To get a Grip on the Earth and Shake it:’ Nikola Tesla’s Scheme for Wireless Power Transmission
Prof. W. Bernard Carlson
Vaughan Professor of Humanities, Department of Engineering and Society, University of Virginia, USA
Abstract: Along with developing a practical AC motor, Nikola Tesla [1856-1943] contributed to electrical engineering by working for fifteen years on a scheme to transmit power wirelessly around the world. Inspired by the experiments of Heinrich Hertz and spurred on by a rivalry with Guglielmo Marconi, Tesla built two broadcasting stations, first in Colorado Springs [1899-1900] and then at Wardenclyffe on Long Island [1901-1905]. At these locations, Tesla pumped energy into the earth’s crust in order to set up a stationary electromagnetic wave at the earth’s resonant frequency. Tesla believed that people would tap into this wave for power and messages by simply grounding a receiver that “would be no bigger than a pocket watch.” In this talk, I will outline the evolution of Tesla’s thinking about wireless power in the 1890s and 1900s as well as his unsuccessful efforts to launch a business around this technology with funding from J.P. Morgan and others. Overall, I will suggest that Tesla was motivated to provide messages and power to millions of people and hence was among the first to recognize that the Information Revolution of the twentieth century would be about empowering individual users.

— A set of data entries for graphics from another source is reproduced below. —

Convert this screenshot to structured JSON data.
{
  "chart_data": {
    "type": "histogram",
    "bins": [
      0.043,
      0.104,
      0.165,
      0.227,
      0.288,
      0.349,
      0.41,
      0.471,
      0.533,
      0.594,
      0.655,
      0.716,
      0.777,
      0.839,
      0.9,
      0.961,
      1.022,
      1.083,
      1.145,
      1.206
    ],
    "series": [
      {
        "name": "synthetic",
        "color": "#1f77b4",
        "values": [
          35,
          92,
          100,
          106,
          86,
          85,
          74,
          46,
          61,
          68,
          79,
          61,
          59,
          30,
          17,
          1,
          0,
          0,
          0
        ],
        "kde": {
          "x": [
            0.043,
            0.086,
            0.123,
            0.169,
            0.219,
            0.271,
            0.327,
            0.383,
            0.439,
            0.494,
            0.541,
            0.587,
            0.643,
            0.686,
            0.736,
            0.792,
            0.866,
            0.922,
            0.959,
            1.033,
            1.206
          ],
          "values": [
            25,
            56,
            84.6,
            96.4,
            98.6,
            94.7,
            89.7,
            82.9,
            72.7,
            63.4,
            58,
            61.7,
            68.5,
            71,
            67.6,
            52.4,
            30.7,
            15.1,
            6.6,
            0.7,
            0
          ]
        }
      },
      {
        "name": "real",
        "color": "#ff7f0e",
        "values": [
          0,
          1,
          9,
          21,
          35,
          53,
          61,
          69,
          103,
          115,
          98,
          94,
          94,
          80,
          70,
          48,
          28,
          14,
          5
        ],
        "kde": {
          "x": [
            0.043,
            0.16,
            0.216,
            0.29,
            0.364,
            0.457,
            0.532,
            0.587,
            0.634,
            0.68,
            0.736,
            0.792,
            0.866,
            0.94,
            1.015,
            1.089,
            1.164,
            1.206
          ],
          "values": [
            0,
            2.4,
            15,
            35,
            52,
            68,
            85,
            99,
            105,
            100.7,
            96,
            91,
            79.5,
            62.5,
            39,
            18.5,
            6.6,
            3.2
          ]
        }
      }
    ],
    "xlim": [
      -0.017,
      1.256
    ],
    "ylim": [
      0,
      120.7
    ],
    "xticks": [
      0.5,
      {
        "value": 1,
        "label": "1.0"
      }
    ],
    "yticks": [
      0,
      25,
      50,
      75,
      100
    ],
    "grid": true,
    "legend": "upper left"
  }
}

Speaker's Bio: Bernie Carlson is the Joseph L. Vaughan Professor of Humanities and Chair of the Department of Engineering and Society at the University of Virginia and a lecturer in the TechInnovate program at the National University of Ireland Galway. He has written widely on invention and innovation as well as on the role of technology in the rise and fall of civilizations. His books include Innovation as a Social Process: Elihu Thomson and the Rise of General Electric, 1870-1900 (Cambridge University Press, 1991) and Technology in World History, 7 volumes (Oxford University Press, 2005). His most recent book, Tesla: Inventor of the Electrical Age. (Princeton University Press, 2013) has been translated into nine languages. In addition to his books, Bernie has filmed 36 lectures on "Understanding the Inventions that Changed the World" for The Great Courses. He is a regular contributor to Forbes.com, writing on innovation and the modern economy. Bernie has been the recipient of the IEEE History Fellowship and winner of both the SHOT-IEEE History Prize and the Middleton Award in Electrical History. With the IEEE, he has served on the advisory board of Spectrum and chaired the History Committee. Bernie studied history and physics as an undergraduate at Holy Cross College, earned his Ph.D. in the history and sociology of science at the University of Pennsylvania, and did his postdoctoral work at the Harvard Business School.